Climate activist Greta Thunberg is seeking to trademark her name and the Fridays for Future campaign in a move meant "to protect the movement and its activities," she wrote on Instagram on Wednesday.
In her post on the photo sharing platform, Thunberg said she and her fellow school strikers have "absolutely no interests in trademarks, but unfortunately it needs to be done."
The trademarks would cover the 17-year-old Swede's name, as well as the name of the "Fridays for Future" movement and 'Skolstrejk för klimatet' (which translates as "School strike for the climate" in Swedish), the slogan on a sign she held during her weekly solo climate protests outside of Sweden's parliament which inspired similar protests by other activists.
The climate activist said the trademark was needed because her name and that of the movement "are constantly being used for commercial purposes without any consent whatsoever."
"It happens, for instance, in marketing, selling of products and people collecting money in my and the movement's name," she wrote.
"Fridays For Future is a global movement founded by me.

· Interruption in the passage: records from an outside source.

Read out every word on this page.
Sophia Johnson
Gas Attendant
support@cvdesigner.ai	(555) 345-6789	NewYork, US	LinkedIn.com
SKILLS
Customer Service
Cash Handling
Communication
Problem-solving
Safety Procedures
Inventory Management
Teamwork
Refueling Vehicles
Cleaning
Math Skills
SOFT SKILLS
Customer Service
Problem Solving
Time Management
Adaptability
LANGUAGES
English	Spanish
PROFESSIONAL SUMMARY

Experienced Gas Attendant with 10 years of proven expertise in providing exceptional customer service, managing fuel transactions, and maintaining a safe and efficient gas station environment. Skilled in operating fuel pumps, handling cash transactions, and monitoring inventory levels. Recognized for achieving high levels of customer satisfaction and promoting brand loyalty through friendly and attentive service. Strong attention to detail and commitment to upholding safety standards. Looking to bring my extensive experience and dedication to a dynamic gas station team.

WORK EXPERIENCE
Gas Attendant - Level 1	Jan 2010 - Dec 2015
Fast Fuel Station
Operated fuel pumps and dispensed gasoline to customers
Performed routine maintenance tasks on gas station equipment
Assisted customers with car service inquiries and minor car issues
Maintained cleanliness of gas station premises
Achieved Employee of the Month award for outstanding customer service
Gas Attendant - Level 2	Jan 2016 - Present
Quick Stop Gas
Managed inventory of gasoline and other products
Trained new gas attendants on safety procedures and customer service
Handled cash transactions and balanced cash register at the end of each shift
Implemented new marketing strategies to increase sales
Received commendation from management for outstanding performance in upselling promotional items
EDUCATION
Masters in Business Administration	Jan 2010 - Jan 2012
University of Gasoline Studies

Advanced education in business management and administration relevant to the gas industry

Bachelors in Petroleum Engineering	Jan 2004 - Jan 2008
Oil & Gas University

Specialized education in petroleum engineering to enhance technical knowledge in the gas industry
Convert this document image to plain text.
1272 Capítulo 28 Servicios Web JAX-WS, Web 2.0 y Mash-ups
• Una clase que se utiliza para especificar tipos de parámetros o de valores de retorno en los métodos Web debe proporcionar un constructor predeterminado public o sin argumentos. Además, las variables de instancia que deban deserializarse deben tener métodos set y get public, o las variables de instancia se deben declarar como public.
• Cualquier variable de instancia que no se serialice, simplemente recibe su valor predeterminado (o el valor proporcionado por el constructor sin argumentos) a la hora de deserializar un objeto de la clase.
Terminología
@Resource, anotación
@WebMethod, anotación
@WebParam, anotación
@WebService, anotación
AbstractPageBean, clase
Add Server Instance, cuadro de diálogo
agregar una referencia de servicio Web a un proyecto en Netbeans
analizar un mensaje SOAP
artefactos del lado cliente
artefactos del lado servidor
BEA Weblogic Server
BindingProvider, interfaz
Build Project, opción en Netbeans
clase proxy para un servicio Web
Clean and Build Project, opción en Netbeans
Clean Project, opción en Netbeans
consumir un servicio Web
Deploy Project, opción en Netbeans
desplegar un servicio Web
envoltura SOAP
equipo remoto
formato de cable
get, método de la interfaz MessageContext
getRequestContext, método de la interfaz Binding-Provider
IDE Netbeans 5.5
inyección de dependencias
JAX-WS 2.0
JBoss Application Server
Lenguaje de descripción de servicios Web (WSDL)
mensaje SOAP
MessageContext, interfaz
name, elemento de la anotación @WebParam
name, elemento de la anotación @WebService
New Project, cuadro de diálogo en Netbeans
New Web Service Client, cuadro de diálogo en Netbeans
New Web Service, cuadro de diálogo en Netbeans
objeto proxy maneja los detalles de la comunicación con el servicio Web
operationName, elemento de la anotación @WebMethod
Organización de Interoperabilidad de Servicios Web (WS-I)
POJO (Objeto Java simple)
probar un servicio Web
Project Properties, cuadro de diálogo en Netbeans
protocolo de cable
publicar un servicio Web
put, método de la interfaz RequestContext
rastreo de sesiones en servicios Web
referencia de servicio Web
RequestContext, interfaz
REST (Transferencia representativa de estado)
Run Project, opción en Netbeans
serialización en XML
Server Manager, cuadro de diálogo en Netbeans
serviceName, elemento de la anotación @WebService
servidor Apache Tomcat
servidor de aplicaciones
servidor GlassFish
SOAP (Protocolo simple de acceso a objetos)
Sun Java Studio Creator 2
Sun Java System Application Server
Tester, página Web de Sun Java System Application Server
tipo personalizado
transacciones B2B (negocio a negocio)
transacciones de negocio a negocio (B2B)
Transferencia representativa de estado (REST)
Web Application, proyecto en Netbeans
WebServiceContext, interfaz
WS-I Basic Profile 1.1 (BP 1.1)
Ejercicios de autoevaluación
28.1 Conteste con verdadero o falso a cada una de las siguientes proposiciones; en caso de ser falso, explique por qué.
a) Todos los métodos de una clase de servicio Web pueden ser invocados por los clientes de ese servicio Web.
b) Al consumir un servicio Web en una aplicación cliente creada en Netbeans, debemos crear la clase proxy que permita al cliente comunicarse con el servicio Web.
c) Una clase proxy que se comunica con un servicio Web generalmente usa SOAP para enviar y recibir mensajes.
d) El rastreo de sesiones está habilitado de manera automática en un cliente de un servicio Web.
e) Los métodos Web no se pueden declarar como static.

It belongs to anyone taking part in it, above all the young people. It can — and must — not be used for individual or commercial purposes," she added.
Thunberg also announced that she and her family were setting up a foundation "for handling money (book royalties, donations, prize money etc.) in a completely transparent way."
Thunberg was named Time Magazine's Person of the Year in 2019 for her climate activism. Earlier this month she attended the World Economic Forum in Davos, where she and her fellow activists urged world leaders and politicians to listen to climate activists and to take action on global warming.